🤖 AI Summary
Unsupervised detection of out-of-distribution (OOD) scenarios, interactive anomalies, and individual behavioral anomalies in autonomous driving onboard video remains challenging due to the lack of labeled anomaly data and the complexity of spatiotemporal dynamics.
Method: This paper proposes a three-level fine-grained anomaly modeling framework comprising dedicated expert modules for scene, interaction, and behavior. It introduces Xen—a novel state-estimation-based multi-expert ensemble mechanism—employing Kalman filtering for dynamic fusion. The method jointly models frame-level appearance, relative motion, and trajectory prediction to enable unsupervised, interpretable anomaly typing.

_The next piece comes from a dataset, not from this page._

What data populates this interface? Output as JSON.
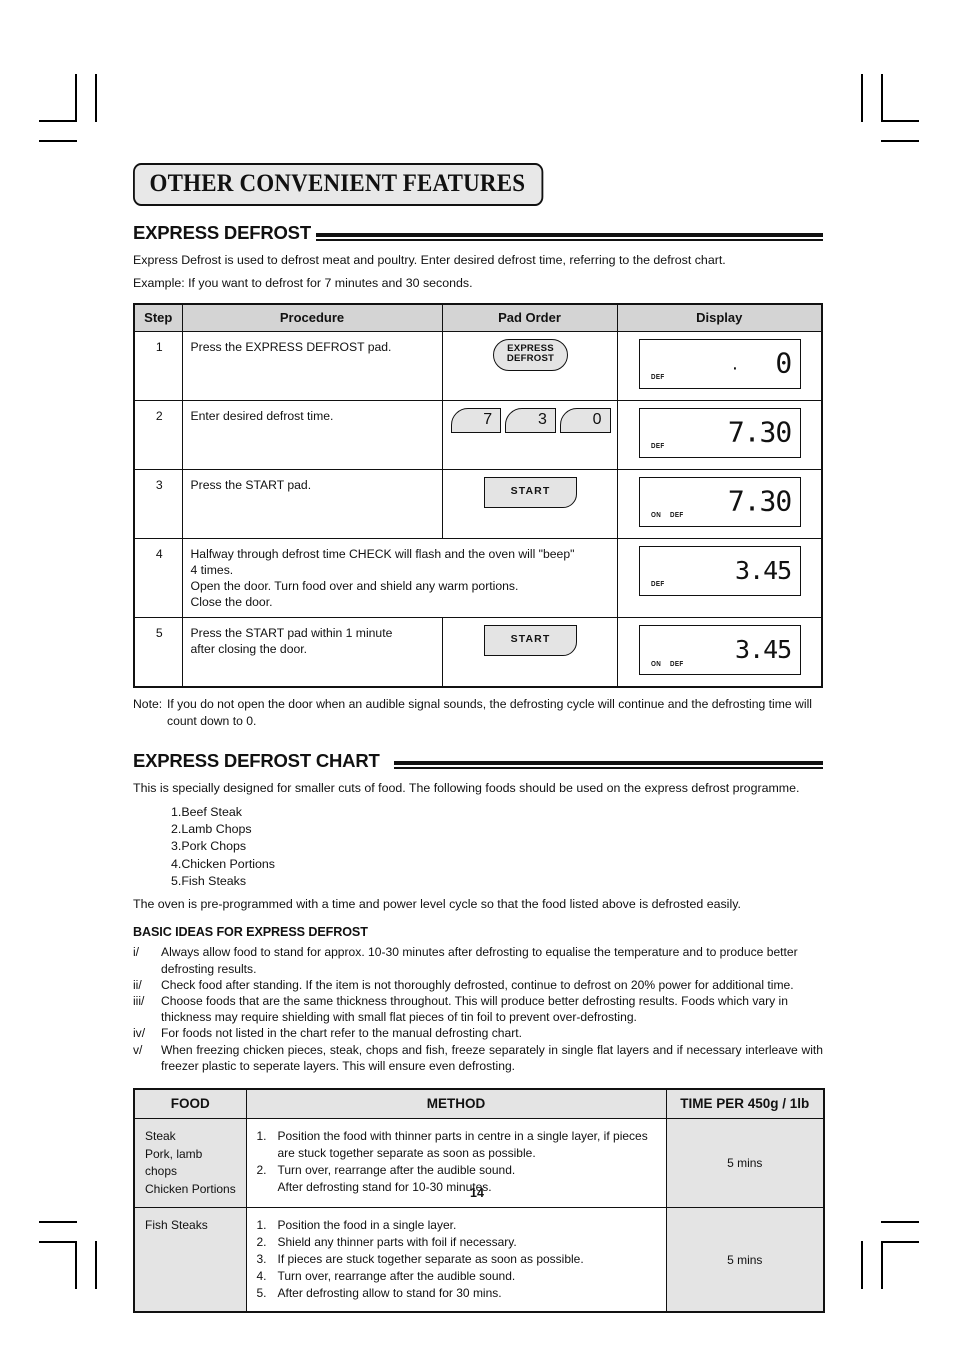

Contribution/Results: Evaluated on a large-scale real-world road anomaly dataset, our approach significantly outperforms existing methods. We further establish a novel evaluation protocol grounded in safety-critical metrics, enhancing both system safety assurance and model trustworthiness.
📝 Abstract
As automated vehicles enter public roads, safety in a near-infinite number of driving scenarios becomes one of the major concerns for the widespread adoption of fully autonomous driving. The ability to detect anomalous situations outside of the operational design domain is a key component in self-driving cars, enabling us to mitigate the impact of abnormal ego behaviors and to realize trustworthy driving systems. On-road anomaly detection in egocentric videos remains a challenging problem due to the difficulties introduced by complex and interactive scenarios. We conduct a holistic analysis of common on-road anomaly patterns, from which we propose three unsupervised anomaly detection experts: a scene expert that focuses on frame-level appearances to detect abnormal scenes and unexpected scene motions; an interaction expert that models normal relative motions between two road participants and raises alarms whenever anomalous interactions emerge; and a behavior expert which monitors abnormal behaviors of individual objects by future trajectory prediction. To combine the strengths of all the modules, we propose an expert ensemble (Xen) using a Kalman filter, in which the final anomaly score is absorbed as one of the states and the observations are generated by the experts. Our experiments employ a novel evaluation protocol for realistic model performance, demonstrate superior anomaly detection performance than previous methods, and show that our framework has potential in classifying anomaly types using unsupervised learning on a large-scale on-road anomaly dataset.